Stefanos Papanikolaou1,Kamran Karimi1
NOMATEN CoE1
Stefanos Papanikolaou1,Kamran Karimi1
NOMATEN CoE1
There has been a long-standing notion that alloys’ micro/nano hardness is strongly tied to the underlying microstructure. Polycrystals, for instance, consist of multitudes of disoriented grains within a complex polycrystalline network that dictate the mechanical response (i.e. hardness) across nano and micro scales. Nevertheless, the nature of such inherent microstructure-property correlations remains elusive and debated to this date. Conventional physics-based frameworks such as the Hall–Petch relationship empirically describe grain boundary strengthening effects by a single (mean) grain size parameter ignoring inherent grain scale hierarchies and intricate topology of the grain boundary network at micro/nano-structural levels. Here we use a data-driven approach based on the state-of-the-art machine learning (ML) and Graph Neural Net (GNN) model to infer grain-scale hardness from the (initial) grain boundary microstructural information.
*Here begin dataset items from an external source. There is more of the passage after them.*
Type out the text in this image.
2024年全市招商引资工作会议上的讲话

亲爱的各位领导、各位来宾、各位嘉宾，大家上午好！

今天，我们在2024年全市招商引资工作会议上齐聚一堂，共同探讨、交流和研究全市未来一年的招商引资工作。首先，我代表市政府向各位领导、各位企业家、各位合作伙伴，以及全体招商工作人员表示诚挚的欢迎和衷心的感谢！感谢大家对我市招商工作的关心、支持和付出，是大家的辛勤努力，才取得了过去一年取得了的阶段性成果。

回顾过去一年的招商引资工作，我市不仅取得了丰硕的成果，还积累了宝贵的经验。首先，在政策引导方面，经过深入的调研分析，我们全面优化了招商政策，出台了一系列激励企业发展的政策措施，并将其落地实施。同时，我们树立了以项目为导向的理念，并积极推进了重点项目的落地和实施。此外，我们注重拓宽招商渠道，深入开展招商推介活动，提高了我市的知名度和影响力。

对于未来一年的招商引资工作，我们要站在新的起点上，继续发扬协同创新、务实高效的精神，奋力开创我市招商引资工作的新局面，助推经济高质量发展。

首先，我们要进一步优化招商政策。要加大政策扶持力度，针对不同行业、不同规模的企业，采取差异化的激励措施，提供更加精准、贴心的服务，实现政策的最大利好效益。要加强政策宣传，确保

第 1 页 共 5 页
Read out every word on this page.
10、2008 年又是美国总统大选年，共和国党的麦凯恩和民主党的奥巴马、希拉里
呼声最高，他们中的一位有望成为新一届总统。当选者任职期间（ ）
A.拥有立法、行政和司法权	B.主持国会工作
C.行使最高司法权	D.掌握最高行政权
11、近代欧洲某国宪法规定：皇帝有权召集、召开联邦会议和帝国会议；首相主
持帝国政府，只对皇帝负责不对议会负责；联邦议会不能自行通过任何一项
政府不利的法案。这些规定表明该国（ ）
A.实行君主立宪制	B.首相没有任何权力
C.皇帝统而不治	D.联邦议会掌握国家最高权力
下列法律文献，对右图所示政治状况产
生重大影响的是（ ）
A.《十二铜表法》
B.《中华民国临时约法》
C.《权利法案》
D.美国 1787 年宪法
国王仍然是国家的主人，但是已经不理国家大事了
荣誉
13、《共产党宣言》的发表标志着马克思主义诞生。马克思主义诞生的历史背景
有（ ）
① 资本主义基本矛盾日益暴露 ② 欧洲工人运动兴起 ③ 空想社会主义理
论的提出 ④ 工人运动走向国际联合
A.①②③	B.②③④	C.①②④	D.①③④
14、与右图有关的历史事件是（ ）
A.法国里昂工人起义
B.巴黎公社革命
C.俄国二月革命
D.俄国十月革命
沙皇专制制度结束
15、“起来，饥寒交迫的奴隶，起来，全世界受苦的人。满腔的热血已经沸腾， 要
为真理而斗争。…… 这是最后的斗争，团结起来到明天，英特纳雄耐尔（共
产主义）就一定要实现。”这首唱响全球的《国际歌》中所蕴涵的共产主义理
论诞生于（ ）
We trained our GNN model using an Electron backscatter diffraction (EBSD) map containing local lattice orientation information which was supplemented by a nano-mechanical dataset corresponding to a nanoindented polycrystalline steel. The trained ML model was able to make robust predictions of the load-depth curves over a broad range of grain scales. We further investigated that the model performance strongly depends on some certain set of grain-level (topological) attributes such as individual grain size, number of (nearest) neighbors, and grain-grain misorientation angles. On top of mechanical properties (such as hardness), our model can accurately forecast intermittent displacement bursts (i.e. pop-ins) and associated size and statistical distributions solely based on microstructural metrics.